Copenhagen Hepatitis C Program (CO-HEP), Department of Infectious Diseases, Copenhagen University Hospital, Hvidovre, Copenhagen, Denmark.
Copenhagen Hepatitis C Program (CO-HEP), Department of Immunology and Microbiology, Faculty of Health and Medical Sciences, University of Copenhagen, Copenhagen, Denmark.
Antimicrob Agents Chemother. 2021 Jun 17;65(7):e0009721. doi: 10.1128/AAC.00097-21.
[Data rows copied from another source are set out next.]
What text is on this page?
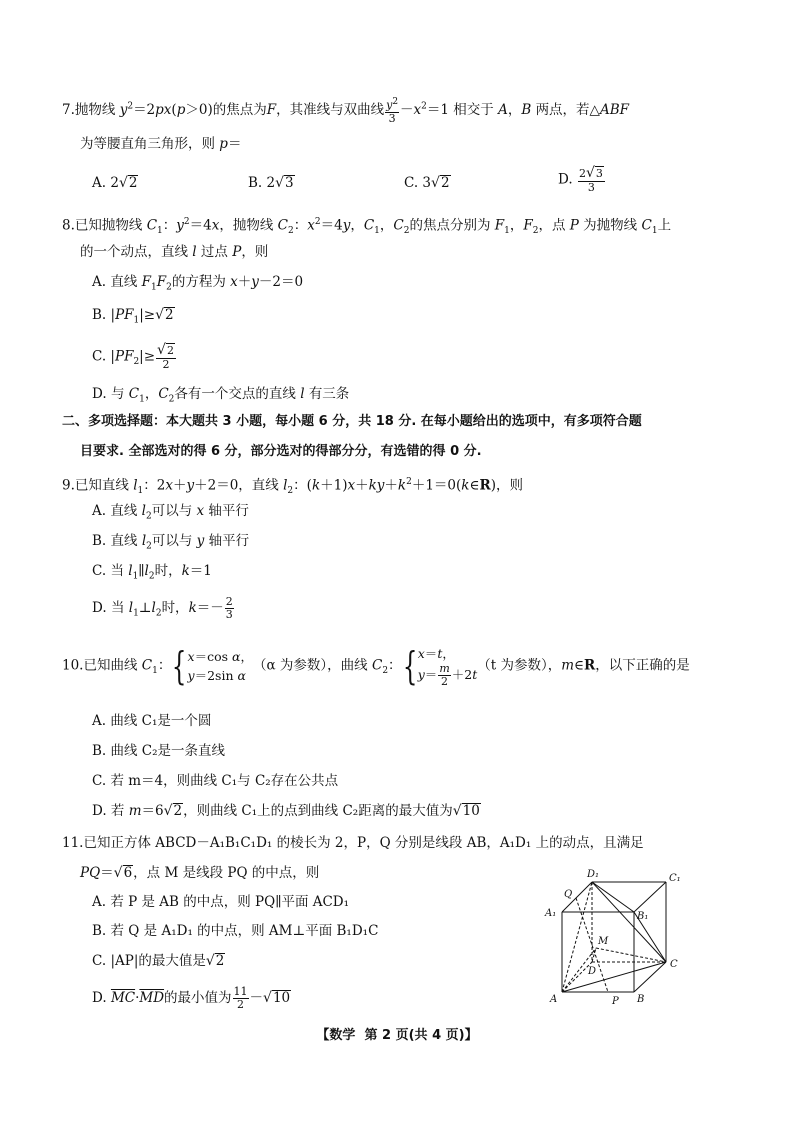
7.抛物线 $y^2=2px(p>0)$的焦点为F，其准线与双曲线 $\frac{y^2}{3} -x^2=1$ 相交于 A，B 两点，若△ABF
为等腰直角三角形，则 p＝
A. 2√2	B. 2√3	C. 3√2	D. $\frac{2√3}{3}$
8.已知抛物线 $C_1$：$y^2=4x$，抛物线 $C_2$：$x^2=4y$，$C_1$，$C_2$的焦点分别为 $F_1$，$F_2$，点 P 为抛物线 $C_1$上
的一个动点，直线 l 过点 P，则
A. 直线 $F_1F_2$的方程为 x＋y－2＝0
B. $|PF_1|\ge√2$
C. $|PF_2|\ge \frac{√2}{2}$
D. 与 $C_1$，$C_2$各有一个交点的直线 l 有三条
二、多项选择题：本大题共 3 小题，每小题 6 分，共 18 分. 在每小题给出的选项中，有多项符合题
目要求. 全部选对的得 6 分，部分选对的得部分分，有选错的得 0 分.
9.已知直线 $l_1$：2x＋y＋2＝0，直线 $l_2$：$(k+1)x+ky+k^2+1=0(k\in R)$，则
A. 直线 $l_2$可以与 x 轴平行
B. 直线 $l_2$可以与 y 轴平行
C. 当 $l_1\parallel l_2$时，k＝1
D. 当 $l_1\perp l_2$时，$k=- \frac{2}{3}$
10.已知曲线 $C_1$：{x＝cos α，
y＝2sin α（α 为参数），曲线 $C_2$：{x＝t，
$y= \frac{m}{2} +2t(t$ 为参数），m∈R，以下正确的是
A. 曲线 C₁是一个圆
B. 曲线 C₂是一条直线
C. 若 m＝4，则曲线 C₁与 C₂存在公共点
D. 若 m＝6√2，则曲线 C₁上的点到曲线 C₂距离的最大值为√10
11.已知正方体 ABCD－A₁B₁C₁D₁ 的棱长为 2，P，Q 分别是线段 AB，A₁D₁ 上的动点，且满足
PQ＝√6，点 M 是线段 PQ 的中点，则
A. 若 P 是 AB 的中点，则 PQ∥平面 ACD₁
B. 若 Q 是 A₁D₁ 的中点，则 AM⊥平面 B₁D₁C
C. |AP|的最大值是√2
D. $\overline{MC}\cdot\overline{MD}$的最小值为 $\frac{11}{2} -√10$
D₁	C₁
Q
A₁	B₁
M
D
C
A	P B
【数学 第 2 页(共 4 页)】
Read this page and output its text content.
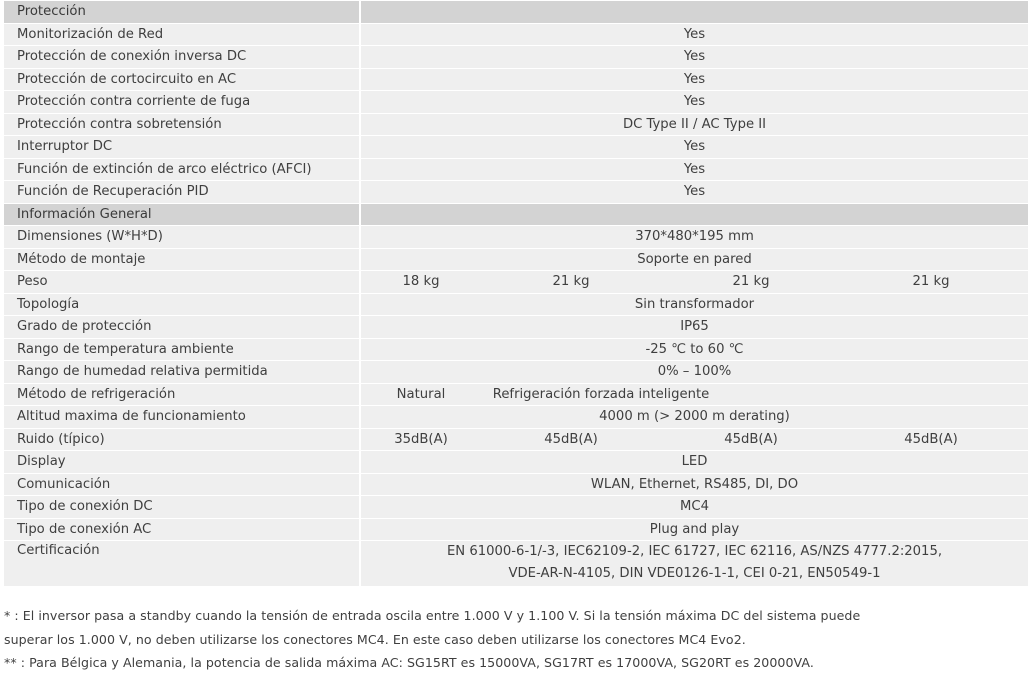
Protección	
Monitorización de Red	Yes
Protección de conexión inversa DC	Yes
Protección de cortocircuito en AC	Yes
Protección contra corriente de fuga	Yes
Protección contra sobretensión	DC Type II / AC Type II
Interruptor DC	Yes
Función de extinción de arco eléctrico (AFCI)	Yes
Función de Recuperación PID	Yes
Información General	
Dimensiones (W*H*D)	370*480*195 mm
Método de montaje	Soporte en pared
Peso	18 kg 21 kg 21 kg 21 kg

Topología	Sin transformador
Grado de protección	IP65
Rango de temperatura ambiente	-25 ℃ to 60 ℃
Rango de humedad relativa permitida	0% – 100%
Método de refrigeración	Natural Refrigeración forzada inteligente

Altitud maxima de funcionamiento	4000 m (> 2000 m derating)
Ruido (típico)	35dB(A) 45dB(A) 45dB(A) 45dB(A)

Display	LED
Comunicación	WLAN, Ethernet, RS485, DI, DO
Tipo de conexión DC	MC4
Tipo de conexión AC	Plug and play

Certificación	EN 61000-6-1/-3, IEC62109-2, IEC 61727, IEC 62116, AS/NZS 4777.2:2015,
VDE-AR-N-4105, DIN VDE0126-1-1, CEI 0-21, EN50549-1

* : El inversor pasa a standby cuando la tensión de entrada oscila entre 1.000 V y 1.100 V. Si la tensión máxima DC del sistema puede

superar los 1.000 V, no deben utilizarse los conectores MC4. En este caso deben utilizarse los conectores MC4 Evo2.

** : Para Bélgica y Alemania, la potencia de salida máxima AC: SG15RT es 15000VA, SG17RT es 17000VA, SG20RT es 20000VA.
Efforts to mitigate the coronavirus disease 2019 (COVID-19) pandemic include the screening of existing antiviral molecules that could be repurposed to treat severe acute respiratory syndrome coronavirus 2 (SARS-CoV-2) infections. Although SARS-CoV-2 replicates and propagates efficiently in African green monkey kidney (Vero) cells, antivirals such as nucleos(t)ide analogs (NUCs) often show decreased activity in these cells due to inefficient metabolization. SARS-CoV-2 exhibits low viability in human cells in culture. Here, serial passages of a SARS-CoV-2 isolate (original-SARS2) in the human hepatoma cell clone Huh7.5 led to the selection of a variant (adapted-SARS2) with significantly improved infectivity in human liver (Huh7 and Huh7.5) and lung cancer (unmodified Calu-1 and A549) cells. The adapted virus exhibited mutations in the spike protein, including a 9-amino-acid deletion and 3 amino acid changes (E484D, P812R, and Q954H). E484D also emerged in Vero E6-cultured viruses that became viable in A549 cells. Original and adapted viruses were susceptible to scavenger receptor class B type 1 (SR-B1) receptor blocking, and adapted-SARS2 exhibited significantly less dependence on ACE2. Both variants were similarly neutralized by COVID-19 convalescent-phase plasma, but adapted-SARS2 exhibited increased susceptibility to exogenous type I interferon. Remdesivir inhibited original- and adapted-SARS2 similarly, demonstrating the utility of the system for the screening of NUCs. Among the tested NUCs, only remdesivir, molnupiravir, and, to a limited extent, galidesivir showed antiviral effects across human cell lines, whereas sofosbuvir, ribavirin, and favipiravir had no apparent activity. Analogously to the emergence of spike mutations , the spike protein is under intense adaptive selection pressure in cell culture. Our results indicate that the emergence of spike mutations will most likely not affect the activity of remdesivir.
努力减轻 2019 年冠状病毒病(COVID-19)大流行包括筛选现有的抗病毒分子,可以将其重新用于治疗严重急性呼吸综合征冠状病毒 2(SARS-CoV-2)感染。尽管 SARS-CoV-2 在非洲绿猴肾(Vero)细胞中高效复制和传播,但核苷(酸)类似物(NUC)等抗病毒药物由于代谢效率低下,通常在这些细胞中的活性降低。SARS-CoV-2 在培养的人细胞中存活能力较低。在这里,在人肝癌细胞克隆 Huh7.5 中连续传代 SARS-CoV-2 分离株(原始-SARS2)导致选择了一种变体(适应-SARS2),该变体在人肝(Huh7 和 Huh7.5)和肺癌(未修饰的 Calu-1 和 A549)细胞中具有显著提高的感染力。适应的病毒在刺突蛋白中具有突变,包括 9 个氨基酸缺失和 3 个氨基酸变化(E484D、P812R 和 Q954H)。E484D 也出现在 Vero E6 培养的病毒中,这些病毒在 A549 细胞中具有活力。原始和适应的病毒均易受清道夫受体 B 型 1(SR-B1)受体阻断,适应-SARS2 对 ACE2 的依赖性明显降低。两种变体均被 COVID-19 恢复期血浆类似地中和,但适应-SARS2 对外源 I 型干扰素的敏感性增加。瑞德西韦对原始和适应-SARS2 的抑制作用相似,证明了该系统用于筛选 NUC 的实用性。在所测试的 NUC 中,只有瑞德西韦、莫努匹韦和在一定程度上加拉迪韦在人细胞系中显示出抗病毒作用,而索非布韦、利巴韦林和法匹拉韦没有明显的活性。类似于刺突突变的出现,刺突蛋白在细胞培养中受到强烈的适应性选择压力。我们的结果表明,刺突突变的出现不太可能影响瑞德西韦的活性。